There’s no beating about the bush: circumstances where any head of state is refusing to sign any bill amounts to a constitutional crisis- Eddie Aquilina

An acting president cannot do anything the president would not do. That is clearly implied in his title. Acting president is a temporary office, a ‘stand-in’, an ‘understudy’, as Times of Malta aptly put it. The acting president certainly cannot do what the actual president would not do.

The president of our republic, if it is a real republic, should resign and clearly tell the public why. This would be admired by all, whatever their opinion about the IVF bill.
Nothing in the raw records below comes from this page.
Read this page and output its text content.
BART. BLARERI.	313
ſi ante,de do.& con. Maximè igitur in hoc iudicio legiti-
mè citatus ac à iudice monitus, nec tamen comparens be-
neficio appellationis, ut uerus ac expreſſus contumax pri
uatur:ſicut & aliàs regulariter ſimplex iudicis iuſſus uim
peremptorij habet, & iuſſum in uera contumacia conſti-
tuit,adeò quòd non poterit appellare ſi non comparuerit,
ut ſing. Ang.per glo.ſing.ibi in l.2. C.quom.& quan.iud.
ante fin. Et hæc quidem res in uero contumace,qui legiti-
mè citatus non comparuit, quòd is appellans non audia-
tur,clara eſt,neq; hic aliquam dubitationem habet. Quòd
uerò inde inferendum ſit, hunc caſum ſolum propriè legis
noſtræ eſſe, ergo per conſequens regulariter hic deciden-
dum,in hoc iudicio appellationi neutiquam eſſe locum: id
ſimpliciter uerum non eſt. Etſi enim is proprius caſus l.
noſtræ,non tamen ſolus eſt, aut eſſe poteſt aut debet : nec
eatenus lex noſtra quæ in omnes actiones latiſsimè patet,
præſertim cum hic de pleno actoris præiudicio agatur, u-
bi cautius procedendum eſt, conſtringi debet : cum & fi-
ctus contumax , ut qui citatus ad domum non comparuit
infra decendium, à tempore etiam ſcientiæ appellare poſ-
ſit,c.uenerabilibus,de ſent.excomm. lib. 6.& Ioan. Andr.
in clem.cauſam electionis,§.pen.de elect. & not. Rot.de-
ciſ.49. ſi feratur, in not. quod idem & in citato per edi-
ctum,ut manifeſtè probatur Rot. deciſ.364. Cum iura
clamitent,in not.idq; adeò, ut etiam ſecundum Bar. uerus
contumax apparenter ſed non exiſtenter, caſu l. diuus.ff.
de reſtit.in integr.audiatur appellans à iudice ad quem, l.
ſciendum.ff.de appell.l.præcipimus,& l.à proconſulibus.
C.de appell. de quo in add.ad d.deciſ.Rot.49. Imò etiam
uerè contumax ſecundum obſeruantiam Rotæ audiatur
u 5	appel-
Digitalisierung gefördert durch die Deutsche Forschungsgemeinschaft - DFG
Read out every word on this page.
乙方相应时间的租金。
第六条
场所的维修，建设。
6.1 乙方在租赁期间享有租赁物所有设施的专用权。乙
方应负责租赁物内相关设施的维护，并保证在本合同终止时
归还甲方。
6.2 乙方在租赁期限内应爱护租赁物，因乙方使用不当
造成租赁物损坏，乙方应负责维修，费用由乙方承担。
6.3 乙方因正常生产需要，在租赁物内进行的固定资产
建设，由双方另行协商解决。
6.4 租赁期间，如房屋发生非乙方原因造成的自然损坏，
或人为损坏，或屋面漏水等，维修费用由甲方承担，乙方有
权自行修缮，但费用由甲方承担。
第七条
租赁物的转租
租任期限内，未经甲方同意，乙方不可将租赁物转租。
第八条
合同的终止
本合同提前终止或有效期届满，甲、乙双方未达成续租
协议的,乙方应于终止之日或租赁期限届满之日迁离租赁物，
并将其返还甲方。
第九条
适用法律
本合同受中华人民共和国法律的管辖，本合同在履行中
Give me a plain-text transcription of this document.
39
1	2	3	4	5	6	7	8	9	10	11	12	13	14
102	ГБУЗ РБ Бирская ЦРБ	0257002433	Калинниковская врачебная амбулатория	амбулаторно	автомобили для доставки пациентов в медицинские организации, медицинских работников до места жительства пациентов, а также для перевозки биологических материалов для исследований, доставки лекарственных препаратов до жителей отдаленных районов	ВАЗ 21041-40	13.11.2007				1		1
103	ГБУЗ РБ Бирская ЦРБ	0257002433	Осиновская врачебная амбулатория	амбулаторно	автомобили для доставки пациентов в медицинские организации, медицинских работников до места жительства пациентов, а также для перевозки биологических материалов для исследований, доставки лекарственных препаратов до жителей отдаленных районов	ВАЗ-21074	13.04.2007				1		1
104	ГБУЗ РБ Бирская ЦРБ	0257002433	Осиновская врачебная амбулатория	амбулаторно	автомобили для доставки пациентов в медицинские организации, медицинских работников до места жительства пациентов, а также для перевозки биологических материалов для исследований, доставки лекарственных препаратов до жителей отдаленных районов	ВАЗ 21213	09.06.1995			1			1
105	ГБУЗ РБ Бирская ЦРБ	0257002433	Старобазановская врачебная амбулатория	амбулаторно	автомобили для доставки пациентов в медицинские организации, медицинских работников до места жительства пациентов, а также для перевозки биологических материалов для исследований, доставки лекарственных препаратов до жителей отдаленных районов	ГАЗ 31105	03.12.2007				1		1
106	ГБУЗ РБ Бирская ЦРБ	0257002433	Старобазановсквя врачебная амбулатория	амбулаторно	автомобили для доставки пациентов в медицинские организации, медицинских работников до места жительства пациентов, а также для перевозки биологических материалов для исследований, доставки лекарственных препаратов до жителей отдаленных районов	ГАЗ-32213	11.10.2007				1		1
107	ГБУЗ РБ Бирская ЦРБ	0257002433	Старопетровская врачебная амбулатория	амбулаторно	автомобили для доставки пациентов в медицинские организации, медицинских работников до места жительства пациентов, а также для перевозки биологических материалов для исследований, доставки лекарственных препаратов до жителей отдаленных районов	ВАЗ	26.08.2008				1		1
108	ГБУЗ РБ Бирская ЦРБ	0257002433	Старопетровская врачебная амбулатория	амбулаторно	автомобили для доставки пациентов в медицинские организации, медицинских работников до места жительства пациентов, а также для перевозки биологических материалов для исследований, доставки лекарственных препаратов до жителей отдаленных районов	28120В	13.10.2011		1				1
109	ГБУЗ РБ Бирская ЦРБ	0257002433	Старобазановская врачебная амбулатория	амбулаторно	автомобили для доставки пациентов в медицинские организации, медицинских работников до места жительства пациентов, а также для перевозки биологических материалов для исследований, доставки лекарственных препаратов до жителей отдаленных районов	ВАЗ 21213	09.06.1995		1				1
It is hugely corrupt and immoral for the acting president to sign a bill that he knows the president would not, and did not, sign.

Shelley, in Queen Mab, criticised those who abandon their principles for the excuse of ‘obedience’:

“… obedience,

“Bane of all genius, virtue, freedom, truth,

“Makes slaves of men, and of the human frame

“A mechanised automaton.”

Have our institutions become ‘mechanised automatons’, simple cogs in a hugely corrupt system that has no principle but money and squatting in public office?

Has corruption so devastated the high offices of our republic that we have to watch these immoral machinations rather than what is clearly the right thing to do?

Is it too much to expect ‘public virtue’ and ‘courage’ in our republic?

Great poetry transcends time and circumstance. In Ozymandias, Shelley described the inescapable ravages of time even on the most powerful. And in The Masque of Anarchy, he demanded “Deeds, not words”. Deeds are Vella’s fundamental duty to the republic he presides over. Courage and honour are immortal.